Name: Anonymous 2012-02-04 20:31

SQL, Lisp, and Haskell are the only programming languages that I've seen where one spends more time thinking than typing.
That's because it takes forever to think of the solution in Lisp and Haskell as opposed to a decent language. Faggot lispers will spend most of their time figuring out how best to abuse recursion because they think it makes them leet programmers or some shit.
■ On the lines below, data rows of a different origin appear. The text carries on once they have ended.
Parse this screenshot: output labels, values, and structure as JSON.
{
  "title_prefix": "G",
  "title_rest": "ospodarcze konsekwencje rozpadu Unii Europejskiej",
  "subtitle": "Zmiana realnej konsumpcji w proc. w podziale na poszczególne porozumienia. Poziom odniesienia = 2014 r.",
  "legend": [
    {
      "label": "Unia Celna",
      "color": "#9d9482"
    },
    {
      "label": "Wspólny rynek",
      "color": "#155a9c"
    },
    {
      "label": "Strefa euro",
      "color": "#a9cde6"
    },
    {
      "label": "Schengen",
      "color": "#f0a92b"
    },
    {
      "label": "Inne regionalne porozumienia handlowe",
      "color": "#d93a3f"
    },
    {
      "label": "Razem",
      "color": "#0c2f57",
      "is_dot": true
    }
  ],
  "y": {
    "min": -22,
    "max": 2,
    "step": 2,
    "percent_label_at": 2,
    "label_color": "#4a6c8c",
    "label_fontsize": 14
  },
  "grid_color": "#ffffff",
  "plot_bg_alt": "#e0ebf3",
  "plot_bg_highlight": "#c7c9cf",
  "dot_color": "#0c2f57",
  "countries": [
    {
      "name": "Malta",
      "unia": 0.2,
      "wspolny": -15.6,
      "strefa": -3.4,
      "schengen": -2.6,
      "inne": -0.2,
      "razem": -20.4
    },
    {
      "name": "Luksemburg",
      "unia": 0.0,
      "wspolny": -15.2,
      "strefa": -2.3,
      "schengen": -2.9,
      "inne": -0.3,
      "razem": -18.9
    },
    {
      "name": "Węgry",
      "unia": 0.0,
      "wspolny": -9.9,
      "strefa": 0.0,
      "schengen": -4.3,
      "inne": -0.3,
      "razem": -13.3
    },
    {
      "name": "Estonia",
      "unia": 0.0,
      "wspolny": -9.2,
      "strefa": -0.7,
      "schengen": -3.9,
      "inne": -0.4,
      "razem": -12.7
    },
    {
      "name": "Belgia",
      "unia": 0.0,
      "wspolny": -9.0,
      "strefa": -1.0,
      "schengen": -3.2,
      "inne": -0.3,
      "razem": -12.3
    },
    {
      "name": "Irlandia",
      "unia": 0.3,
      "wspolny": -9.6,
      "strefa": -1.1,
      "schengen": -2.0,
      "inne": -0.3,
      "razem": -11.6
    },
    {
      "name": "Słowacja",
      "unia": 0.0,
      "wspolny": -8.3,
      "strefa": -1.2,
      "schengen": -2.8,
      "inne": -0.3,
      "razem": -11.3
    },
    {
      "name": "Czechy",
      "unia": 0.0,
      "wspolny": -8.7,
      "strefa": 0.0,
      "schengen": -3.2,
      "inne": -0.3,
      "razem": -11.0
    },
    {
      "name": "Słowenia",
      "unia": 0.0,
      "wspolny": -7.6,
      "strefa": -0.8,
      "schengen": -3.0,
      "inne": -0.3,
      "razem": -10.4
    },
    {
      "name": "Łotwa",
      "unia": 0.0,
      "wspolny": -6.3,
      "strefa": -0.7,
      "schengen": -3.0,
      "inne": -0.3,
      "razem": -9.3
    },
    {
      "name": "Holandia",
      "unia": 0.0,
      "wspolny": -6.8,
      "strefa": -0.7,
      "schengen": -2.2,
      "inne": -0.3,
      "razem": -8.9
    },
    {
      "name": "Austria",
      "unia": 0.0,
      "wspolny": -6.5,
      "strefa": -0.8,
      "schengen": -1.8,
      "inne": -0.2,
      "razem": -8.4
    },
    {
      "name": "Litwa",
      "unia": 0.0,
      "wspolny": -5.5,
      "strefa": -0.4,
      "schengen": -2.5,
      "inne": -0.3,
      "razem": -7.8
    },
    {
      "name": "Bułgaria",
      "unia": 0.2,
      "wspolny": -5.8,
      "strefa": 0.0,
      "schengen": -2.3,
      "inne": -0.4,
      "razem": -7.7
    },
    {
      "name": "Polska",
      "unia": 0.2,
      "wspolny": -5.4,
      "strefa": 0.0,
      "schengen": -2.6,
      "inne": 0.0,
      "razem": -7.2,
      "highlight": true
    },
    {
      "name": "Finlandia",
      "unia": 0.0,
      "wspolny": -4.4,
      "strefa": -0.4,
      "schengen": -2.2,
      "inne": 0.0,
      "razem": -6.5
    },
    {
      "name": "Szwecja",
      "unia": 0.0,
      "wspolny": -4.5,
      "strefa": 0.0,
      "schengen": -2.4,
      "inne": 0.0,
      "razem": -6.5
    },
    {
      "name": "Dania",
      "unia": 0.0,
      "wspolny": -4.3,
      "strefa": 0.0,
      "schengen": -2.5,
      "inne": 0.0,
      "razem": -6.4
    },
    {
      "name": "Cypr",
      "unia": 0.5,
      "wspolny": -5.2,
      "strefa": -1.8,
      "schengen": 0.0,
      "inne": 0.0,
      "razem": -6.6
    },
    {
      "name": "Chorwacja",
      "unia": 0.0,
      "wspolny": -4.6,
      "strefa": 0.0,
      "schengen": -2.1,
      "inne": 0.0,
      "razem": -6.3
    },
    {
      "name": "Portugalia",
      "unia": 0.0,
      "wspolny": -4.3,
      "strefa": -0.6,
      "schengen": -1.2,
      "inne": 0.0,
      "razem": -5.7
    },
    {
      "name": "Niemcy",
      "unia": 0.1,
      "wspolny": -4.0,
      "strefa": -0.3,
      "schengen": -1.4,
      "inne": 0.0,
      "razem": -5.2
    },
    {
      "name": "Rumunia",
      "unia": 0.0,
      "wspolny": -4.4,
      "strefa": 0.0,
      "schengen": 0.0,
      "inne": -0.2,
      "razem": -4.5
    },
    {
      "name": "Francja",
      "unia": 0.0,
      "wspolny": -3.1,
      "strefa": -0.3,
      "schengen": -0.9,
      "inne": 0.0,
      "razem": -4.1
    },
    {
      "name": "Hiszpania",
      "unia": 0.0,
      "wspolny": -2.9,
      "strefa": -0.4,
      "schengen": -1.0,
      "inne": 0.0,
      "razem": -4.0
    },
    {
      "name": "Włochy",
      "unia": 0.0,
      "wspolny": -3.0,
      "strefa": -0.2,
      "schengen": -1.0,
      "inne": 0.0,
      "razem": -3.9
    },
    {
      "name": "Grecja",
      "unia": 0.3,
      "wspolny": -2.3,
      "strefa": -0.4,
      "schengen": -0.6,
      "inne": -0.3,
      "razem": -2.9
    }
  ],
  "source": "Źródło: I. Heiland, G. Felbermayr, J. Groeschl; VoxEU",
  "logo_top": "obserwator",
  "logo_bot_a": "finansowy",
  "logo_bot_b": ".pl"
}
Name: Anonymous 2012-02-04 21:52

>>8
Not exactly, I sometimes spend more time thinking than writing code, but I end up spending much less time doing the sum of both than I would in another language. It's not like you don't have to think what your program has to do in another language, well, unless you got some ``architect'' doing all the thinking for you and he just tasks you to code some specific module, however regardless of that, someone has to do the thinking - in Lisp, you tend to do be able to just translate your thought more directly into code than in other languages.
>>9
Learn both. I mostly write Common Lisp these days because it lets you do a lot more things portably (across many implementations and OSes) than Scheme and overall has many features by default as well as lots of user libraries which just work with most implementations. Scheme is easy to learn either if you already know CL or if you're starting from scratch (although learning CL after Scheme might be harder for some if they dislike the Lisp-n style or other things CL does different from Scheme). Scheme has a small standard document that you can just read in an evening, although of course, if you actually want to understand what the language is all about, you should read SICP and the Lambda Papers.